What happens when a man finds that everyone around him thinks he’s ugly, and his ugliness is holding him back in life? Though The Ugly One, by Marius von Mayenburg, isn’t about the gay club or gym scene, it’s high time for a play about men, rather than women, at the mercy of the beauty myth. It works both ways. The Guthrie’s Dowling Studio features Kris L. Nelson as Lette.Director Ben McGovern says that Lette “transforms himself simply to overcome the obstacle of being ugly. But once he finds that he is beautiful, and valued specifically and solely for his beauty, he begins to lose his own identity. He is no longer valued for his abilities or his uniqueness. Ultimately, he finds refuge in a kind of ridiculous narcissism, which makes him feel that his image is his self. It’s an interesting parable in a time when the idea of beauty has more to do with treatments and medical alterations than with individuality. It seems that it becomes increasingly important to be considered beautiful, even as it becomes more and more impossible to achieve the societal ideal of beauty without some kind of augmentation.”

Spamalot
May 27-June 1
Orpheum Theatre
910 Hennepin Ave., Mpls.
(612) 673-0404
www.ticketmaster.com

Movie buffs with a queer eye tend to admire Mike Nichols’s direction of The Birdcage, with its zany gay coupling, and Silkwood, with its anguished view of unrequited lesbian love.
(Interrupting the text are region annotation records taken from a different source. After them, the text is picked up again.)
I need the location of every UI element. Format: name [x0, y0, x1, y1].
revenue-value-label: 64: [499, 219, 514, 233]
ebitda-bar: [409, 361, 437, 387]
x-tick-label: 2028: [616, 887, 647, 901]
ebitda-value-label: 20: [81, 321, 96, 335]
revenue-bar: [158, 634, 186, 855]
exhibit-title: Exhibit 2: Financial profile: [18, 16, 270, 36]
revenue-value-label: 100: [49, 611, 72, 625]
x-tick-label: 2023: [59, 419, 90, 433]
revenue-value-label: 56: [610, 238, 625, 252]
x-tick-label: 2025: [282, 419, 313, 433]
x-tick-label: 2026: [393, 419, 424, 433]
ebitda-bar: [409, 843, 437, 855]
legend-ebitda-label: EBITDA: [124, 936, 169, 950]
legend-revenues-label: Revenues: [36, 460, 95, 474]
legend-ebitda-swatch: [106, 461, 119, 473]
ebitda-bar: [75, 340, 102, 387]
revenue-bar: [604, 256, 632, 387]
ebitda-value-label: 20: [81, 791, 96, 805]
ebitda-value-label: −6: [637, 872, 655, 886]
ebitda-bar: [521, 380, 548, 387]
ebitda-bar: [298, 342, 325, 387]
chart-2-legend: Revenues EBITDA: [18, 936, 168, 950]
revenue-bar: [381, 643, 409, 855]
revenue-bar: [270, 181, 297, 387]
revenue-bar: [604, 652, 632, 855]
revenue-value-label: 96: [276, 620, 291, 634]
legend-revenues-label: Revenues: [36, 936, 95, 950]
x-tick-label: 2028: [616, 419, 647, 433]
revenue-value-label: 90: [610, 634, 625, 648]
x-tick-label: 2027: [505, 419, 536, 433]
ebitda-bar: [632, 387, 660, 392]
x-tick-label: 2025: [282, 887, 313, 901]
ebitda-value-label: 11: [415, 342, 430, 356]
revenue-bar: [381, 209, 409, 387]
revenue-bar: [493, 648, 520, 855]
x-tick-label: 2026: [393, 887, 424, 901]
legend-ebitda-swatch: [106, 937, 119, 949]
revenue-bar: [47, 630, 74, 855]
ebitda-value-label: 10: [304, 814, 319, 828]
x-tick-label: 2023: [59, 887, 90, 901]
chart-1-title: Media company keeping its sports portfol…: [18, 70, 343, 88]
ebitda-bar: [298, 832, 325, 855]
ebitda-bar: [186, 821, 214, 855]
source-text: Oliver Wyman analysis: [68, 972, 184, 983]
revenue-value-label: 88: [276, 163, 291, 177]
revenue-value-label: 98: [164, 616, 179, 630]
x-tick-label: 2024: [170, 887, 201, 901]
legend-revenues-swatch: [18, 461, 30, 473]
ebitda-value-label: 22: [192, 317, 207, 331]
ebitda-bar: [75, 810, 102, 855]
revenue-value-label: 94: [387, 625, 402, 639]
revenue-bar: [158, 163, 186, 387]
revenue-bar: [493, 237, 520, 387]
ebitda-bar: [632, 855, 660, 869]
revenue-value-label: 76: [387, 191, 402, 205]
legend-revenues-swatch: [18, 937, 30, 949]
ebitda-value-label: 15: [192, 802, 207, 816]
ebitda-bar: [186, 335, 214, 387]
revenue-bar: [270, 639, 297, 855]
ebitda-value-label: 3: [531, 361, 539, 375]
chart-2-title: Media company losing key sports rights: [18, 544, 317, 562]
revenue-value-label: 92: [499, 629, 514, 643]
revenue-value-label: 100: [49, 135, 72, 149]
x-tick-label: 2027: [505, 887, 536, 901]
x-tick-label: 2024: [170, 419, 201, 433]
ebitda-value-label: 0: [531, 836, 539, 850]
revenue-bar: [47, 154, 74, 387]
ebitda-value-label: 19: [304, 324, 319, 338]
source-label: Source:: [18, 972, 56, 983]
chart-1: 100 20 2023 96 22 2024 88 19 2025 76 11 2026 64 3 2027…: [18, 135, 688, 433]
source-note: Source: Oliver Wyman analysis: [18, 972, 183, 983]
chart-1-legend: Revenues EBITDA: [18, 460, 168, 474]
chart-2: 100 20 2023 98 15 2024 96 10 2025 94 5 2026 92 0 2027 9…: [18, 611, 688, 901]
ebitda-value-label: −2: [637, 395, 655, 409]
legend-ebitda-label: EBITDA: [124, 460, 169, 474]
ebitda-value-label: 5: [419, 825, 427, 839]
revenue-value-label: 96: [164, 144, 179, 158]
His Emmy-winning take on the gay epic of AIDS hysteria, Angels in America, is perhaps the Gone with the Wind of TV miniseries. However, Nichols won one of his numerous Tony Awards for directing Spamalot on Broadway, now returning in its wild national tour. Aside from gushing with camp humor, it also contains delightful gay content that shouldn’t be revealed before you see it. Note: Nichols won an Oscar for 1967’s sexual groundbreakerThe Graduate.

Q&A
Through June 8
Mixed Blood Theatre
1501 S. 4th St., Mpls.
(612) 338-6131
www.mixedblood.com

Speed dating, police raids, and Asian-American identity are addressed in Theater Mu’s Q&A at Mixed Blood. Three people known only by the numbers 1/2, 187, and 9066 are grilled over their race and sexual identity.Self-described biracial, bisexual playwright Juliana Hu Pegues, relates that 1/2 (Laurine Price) “is dealing with questions of sexuality. As a biracial woman, she has grown up having strong opinions that everyone has the right to love whomever they want, regardless of racial barriers. But she is less comfortable when that sentiment is applied to freedom to love someone of the same sex or gender, especially when she is confronted by her own attraction to women.”

Rite of Spring
Through June 8
Ritz Theater
345 13th Ave. NE, Mpls.
(612) 436-1129
www.ticketworks.com/ritz

A century ago, Igor Stravinsky’s Rite of Spring rocked the world. In celebration, Zorongo Flamenco, avant-garde theater troupe Live Action Set, and Ballet of the Dolls are blending energies.Dolls choreographer Myron Johnson shares, “I am focusing on: How do we decide whom to sacrifice? Usually, it’s someone who wouldn’t be missed, has no ties to any particular group or tribe. Someone who wouldn’t be missed. Someone expendable! It is about expendable people.”Live Action Set, collaborating on a Third Act that’s not part of traditional Rite of Spring productions, explores the phrase: “Then what?” Susana di Palma is Zorongo’s choreographer.